Poruszające! Otylia Jędrzejczak wspomina chwile po śmierci brata. "W basenie, pod wodą, klęłam, płakałam i pytałam: Dlaczego ja?"
W swojej najnowszej autobiografii Otylia Jędrzejczak postanowiła rozliczyć się z przeszłością. Twierdzi, jednak, że nigdy nie chciała napisać zwykłej biografii, tylko książkę ku pokrzepieniu serc.
– To był taki czas, kiedy moje życie obróciło się o 180 stopni i nagle różni ludzie, którzy kompletnie nie znali mojej sytuacji, zaczęli mnie potwornie hejtować. Na szczęście moi rodzice byli na tyle mądrzy, że odcięli mi Internet i telewizję. Nie mogę do dziś uwierzyć, że niektórzy życzyli mi śmierci. Jak można oceniać drugiego człowieka po tym, co o nim przeczytamy?

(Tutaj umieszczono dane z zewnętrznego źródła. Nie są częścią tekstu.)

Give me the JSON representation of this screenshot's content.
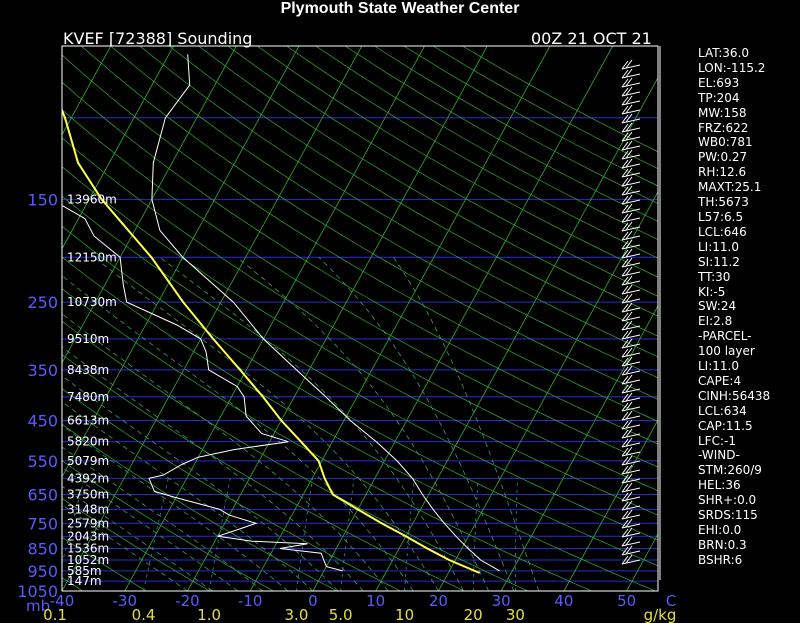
{
  "title": "Plymouth State Weather Center",
  "station": "KVEF [72388] Sounding",
  "time": "00Z 21 OCT 21",
  "stats": [
    "LAT:36.0",
    "LON:-115.2",
    "EL:693",
    "TP:204",
    "MW:158",
    "FRZ:622",
    "WB0:781",
    "PW:0.27",
    "RH:12.6",
    "MAXT:25.1",
    "TH:5673",
    "L57:6.5",
    "LCL:646",
    "LI:11.0",
    "SI:11.2",
    "TT:30",
    "KI:-5",
    "SW:24",
    "EI:2.8",
    "-PARCEL-",
    "100 layer",
    "LI:11.0",
    "CAPE:4",
    "CINH:56438",
    "LCL:634",
    "CAP:11.5",
    "LFC:-1",
    "-WIND-",
    "STM:260/9",
    "HEL:36",
    "SHR+:0.0",
    "SRDS:115",
    "EHI:0.0",
    "BRN:0.3",
    "BSHR:6"
  ],
  "chart_data": {
    "type": "line",
    "subtype": "skew-t log-p sounding",
    "colors": {
      "isobars": "#2a2ad8",
      "isotherms": "#2fae2f",
      "dry_adiabats": "#2fae2f",
      "moist_adiabats": "#3c9a6a",
      "mixing_ratio": "#2f8aa0",
      "temperature": "#ffffff",
      "dewpoint": "#ffffff",
      "parcel": "#ffff44",
      "wind": "#ffffff",
      "pressure_labels": "#5a5aff"
    },
    "pressure_labels": [
      "150",
      "250",
      "350",
      "450",
      "550",
      "650",
      "750",
      "850",
      "950",
      "1050"
    ],
    "pressure_unit": "mb",
    "height_labels": [
      {
        "p": 150,
        "label": "13960m"
      },
      {
        "p": 200,
        "label": "12150m"
      },
      {
        "p": 250,
        "label": "10730m"
      },
      {
        "p": 300,
        "label": "9510m"
      },
      {
        "p": 350,
        "label": "8438m"
      },
      {
        "p": 400,
        "label": "7480m"
      },
      {
        "p": 450,
        "label": "6613m"
      },
      {
        "p": 500,
        "label": "5820m"
      },
      {
        "p": 550,
        "label": "5079m"
      },
      {
        "p": 600,
        "label": "4392m"
      },
      {
        "p": 650,
        "label": "3750m"
      },
      {
        "p": 700,
        "label": "3148m"
      },
      {
        "p": 750,
        "label": "2579m"
      },
      {
        "p": 800,
        "label": "2043m"
      },
      {
        "p": 850,
        "label": "1536m"
      },
      {
        "p": 900,
        "label": "1052m"
      },
      {
        "p": 950,
        "label": "585m"
      },
      {
        "p": 1000,
        "label": "147m"
      }
    ],
    "temperature_ticks": [
      "-40",
      "-30",
      "-20",
      "-10",
      "0",
      "10",
      "20",
      "30",
      "40",
      "50"
    ],
    "temperature_unit": "C",
    "mixing_ratio_ticks": [
      "0.1",
      "0.4",
      "1.0",
      "3.0",
      "5.0",
      "10",
      "20",
      "30"
    ],
    "mixing_ratio_unit": "g/kg",
    "temperature_profile": [
      [
        950,
        28
      ],
      [
        900,
        24
      ],
      [
        850,
        21
      ],
      [
        800,
        18
      ],
      [
        750,
        15
      ],
      [
        700,
        12
      ],
      [
        650,
        9
      ],
      [
        600,
        6
      ],
      [
        550,
        2
      ],
      [
        500,
        -3
      ],
      [
        450,
        -9
      ],
      [
        400,
        -15
      ],
      [
        350,
        -22
      ],
      [
        300,
        -30
      ],
      [
        250,
        -38
      ],
      [
        200,
        -50
      ],
      [
        175,
        -56
      ],
      [
        150,
        -60
      ],
      [
        125,
        -63
      ],
      [
        100,
        -65
      ],
      [
        85,
        -64
      ],
      [
        73,
        -67
      ]
    ],
    "dewpoint_profile": [
      [
        950,
        3
      ],
      [
        930,
        0
      ],
      [
        900,
        -1
      ],
      [
        870,
        -2
      ],
      [
        850,
        -9
      ],
      [
        830,
        -5
      ],
      [
        820,
        -14
      ],
      [
        800,
        -20
      ],
      [
        770,
        -17
      ],
      [
        750,
        -15
      ],
      [
        720,
        -20
      ],
      [
        700,
        -22
      ],
      [
        660,
        -30
      ],
      [
        640,
        -34
      ],
      [
        600,
        -36
      ],
      [
        590,
        -34
      ],
      [
        560,
        -32
      ],
      [
        540,
        -30
      ],
      [
        520,
        -25
      ],
      [
        500,
        -17
      ],
      [
        480,
        -22
      ],
      [
        440,
        -26
      ],
      [
        400,
        -28
      ],
      [
        380,
        -30
      ],
      [
        350,
        -36
      ],
      [
        320,
        -38
      ],
      [
        300,
        -40
      ],
      [
        280,
        -45
      ],
      [
        250,
        -55
      ],
      [
        230,
        -57
      ],
      [
        200,
        -60
      ],
      [
        180,
        -66
      ],
      [
        165,
        -69
      ],
      [
        150,
        -76
      ],
      [
        125,
        -78
      ],
      [
        110,
        -83
      ],
      [
        95,
        -85
      ],
      [
        80,
        -88
      ],
      [
        73,
        -88
      ]
    ],
    "parcel_profile": [
      [
        960,
        25
      ],
      [
        900,
        19
      ],
      [
        850,
        14.5
      ],
      [
        800,
        10
      ],
      [
        750,
        5
      ],
      [
        700,
        0
      ],
      [
        650,
        -5.3
      ],
      [
        600,
        -8
      ],
      [
        550,
        -10.5
      ],
      [
        500,
        -15
      ],
      [
        450,
        -20
      ],
      [
        400,
        -25
      ],
      [
        350,
        -31
      ],
      [
        300,
        -38
      ],
      [
        250,
        -46
      ],
      [
        200,
        -55
      ],
      [
        150,
        -68
      ],
      [
        125,
        -75
      ],
      [
        100,
        -81
      ],
      [
        85,
        -86
      ],
      [
        70,
        -90
      ]
    ],
    "xlim": [
      -40,
      55
    ],
    "plim": [
      1050,
      70
    ],
    "legend": "none",
    "grid": true
  }
}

Niepojęte! - mówi w wywiadzie dla "Party".
– Najwięcej zawdzięczam rodzicom, którzy potrafili mi przebaczyć i mnie kochać. Pamiętam też, że w basenie, pod wodą, klęłam, płakałam i pytałam: „Dlaczego ja?”. A potem dużo czytałam biografii i książek psychologicznych. Przez długi czas pisałam listy do Boga i do brata. Dziś już tego nie potrzebuję, notuję tylko hasłami ciekawe sytuacje, które przydarzają się moim dzieciom, by móc im potem wszystko opowiedzieć - podkreśla. – Wszystkiemu po trochu. Zawsze czułam, że mam anioła stróża. Kiedy pojawia się trudna chwila, to zastanawiam się, co powiedziałby mi brat. Kiedy widzę rodzeństwa w moim wieku, które się świetnie ze sobą dogadują, to bywam zazdrosna. A jak widzę takie, które się kłócą, to często mówię im, że szkoda życia na przepychanki. Bo w każdym momencie mogą wszystko stracić - twierdzi Otylia.